The FDA has approved a new device that would be only the second product on the market available to treat thoracic aortic aneurysms (TAA) other than traditional open surgical repair.
Cook Medical's (Bloomington, Indiana) Zenith TX2 Thoracic TAA Endovascular Graft is indicated to treat patients with aneurysms or ulcers of the descending thoracic aorta having vascular morphology suitable for endovascular repair.
"This really offers to that group of patients an alternative to open surgery, which allows them to return to normal lifestyles quicker," Cook Vice President Barry Thomas told Medical Device Daily. "If you have a thoracic aneurysm, physicians typically would have to open the chest. It's a very invasive operation with a significant death rate. With the Zenith device, we basically make little incisions into the femoral artery and the device is introduced through a catheter system."

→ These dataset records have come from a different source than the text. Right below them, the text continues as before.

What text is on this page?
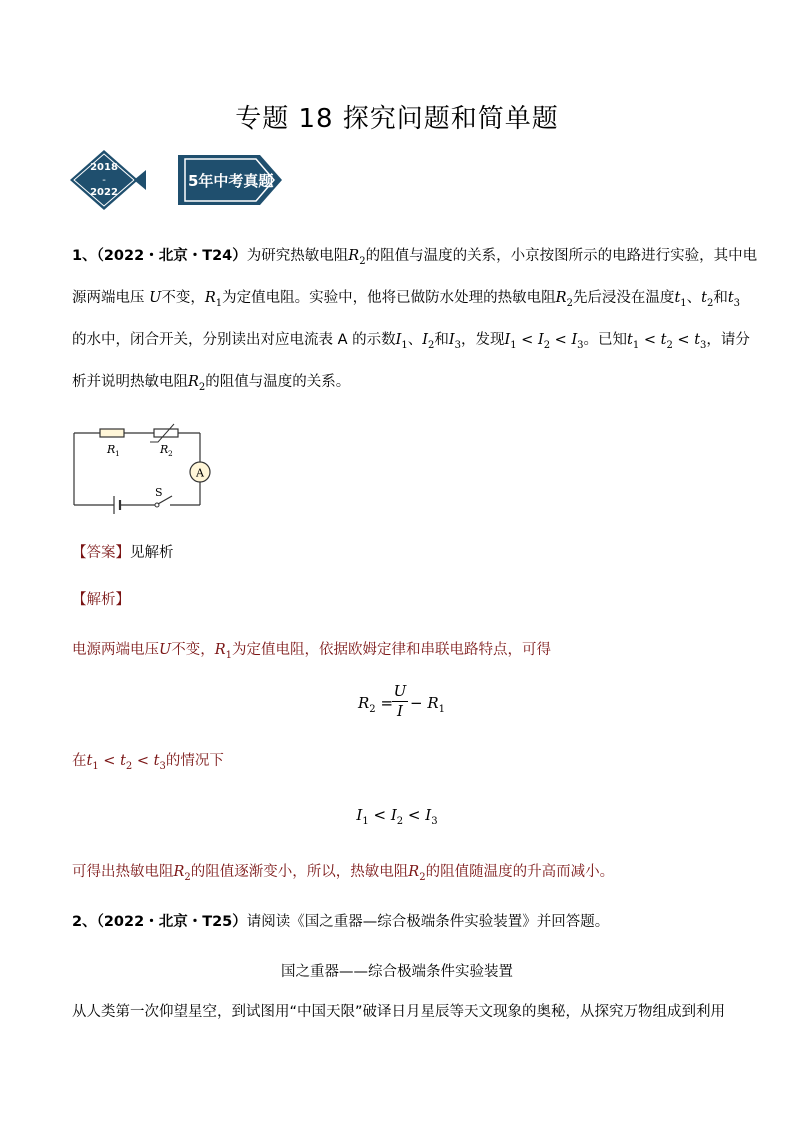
专题 18 探究问题和简单题
2018
-
2022
5年中考真题
1、（2022・北京・T24）为研究热敏电阻$R_2$的阻值与温度的关系，小京按图所示的电路进行实验，其中电
源两端电压 U不变，$R_1$为定值电阻。实验中，他将已做防水处理的热敏电阻$R_2$先后浸没在温度$t_1$、$t_2$和$t_3$
的水中，闭合开关，分别读出对应电流表 A 的示数$I_1$、$I_2$和$I_3$，发现$I_1 < I_2 < I_3$。已知$t_1 < t_2 < t_3$，请分
析并说明热敏电阻$R_2$的阻值与温度的关系。
A
S
R 1	R 2
【答案】见解析
【解析】
电源两端电压U不变，$R_1$为定值电阻，依据欧姆定律和串联电路特点，可得
$R_2$ =
U
$I - R_1$
在$t_1 < t_2 < t_3$的情况下
$I_1 < I_2 < I_3$
可得出热敏电阻$R_2$的阻值逐渐变小，所以，热敏电阻$R_2$的阻值随温度的升高而减小。
2、（2022・北京・T25）请阅读《国之重器—综合极端条件实验装置》并回答题。
国之重器——综合极端条件实验装置
从人类第一次仰望星空，到试图用“中国天限”破译日月星辰等天文现象的奥秘，从探究万物组成到利用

He added that the procedure can be performed in about an hour and patients may have a hospital stay of a couple of days, compared to a week's stay with open surgery.
Cook sponsored the STARZ-TX2 clinical trial, a multi-national trial designed to study the safety and effectiveness of the Cook Zenith TX2. Those results indicated that the thoracic endovascular aortic repair (TEVAR) procedure, using Zenith TX2, is a safe and effective alternative to open surgical repair for the treatment of TAAs in patients with suitable anatomy.
TAAs occur when a section of the thoracic aorta weakens and bulges outward like a balloon. Ruptured aneurysms have a very high mortality rate.
The Zenith TX2, a self-expanding tube of surgical graft material reinforced with metal stent bodies, is sized to the diameter of the aorta and is used to seal off the aneurysm. It includes an uncovered distal stent with fixation barbs to hold the device in place, which helps to relieve pressure on the aneurysm and reduce the risk of rupture, and in most cases, allow the aneurysmal sac to shrink.
Cook expects to start product roll-out in June, but first must train physicians on how to use the device. Thomas said the majority of the training is centered on helping physicians to select the correct size. "They choose a size relative to the size of the patient's aneurysm," he said, adding that is done with help from CT scans.
"Then, after some training, we hope to be in full swing of the roll-out by July," he said.
According to the American Medical Association (Chicago), 15,000 people die annually as a result of TAA. In addition, 5% to 10% of those who die of sudden death (roughly 200,000 annually) are estimated to have died as a result of TAA, which brings the number of deaths up to an estimated 30,000 each year.
"These patients are, predominantly, over 65 years of age and 60% are men. Smokers are more prone than non-smokers," Thomas said.
The only other product available for this treatment is W. L. Gore & Associates' (Flagstaff, Arizona) Gore TAG Thoracic Endoprosthesis. TAG is inserted through a small incision in the patient's groin, and a catheter delivery system is guided into position through the patient's arteries under fluoroscopy.
Once in position, a reinforced ePTFE- (expanded polytetrafluoroethylene) covered, self-expanding nitinol stent is secured inside the weakened section of the thoracic aorta. This creates a new path for blood flow and relines the aorta. The stent-graft excludes the diseased segment from the pressure of blood circulation, thereby reducing the risk of a rupture.
"Essentially the difference between the two [Gore TAG and Zenith] is in the design of the graft itself," Thomas said. "We have fixation associated with our graft. When it's situated in the aorta, the small spikes hold it into the aorta, which resists migration."
Thomas estimates the market potential for Cook's product to be about $300 million.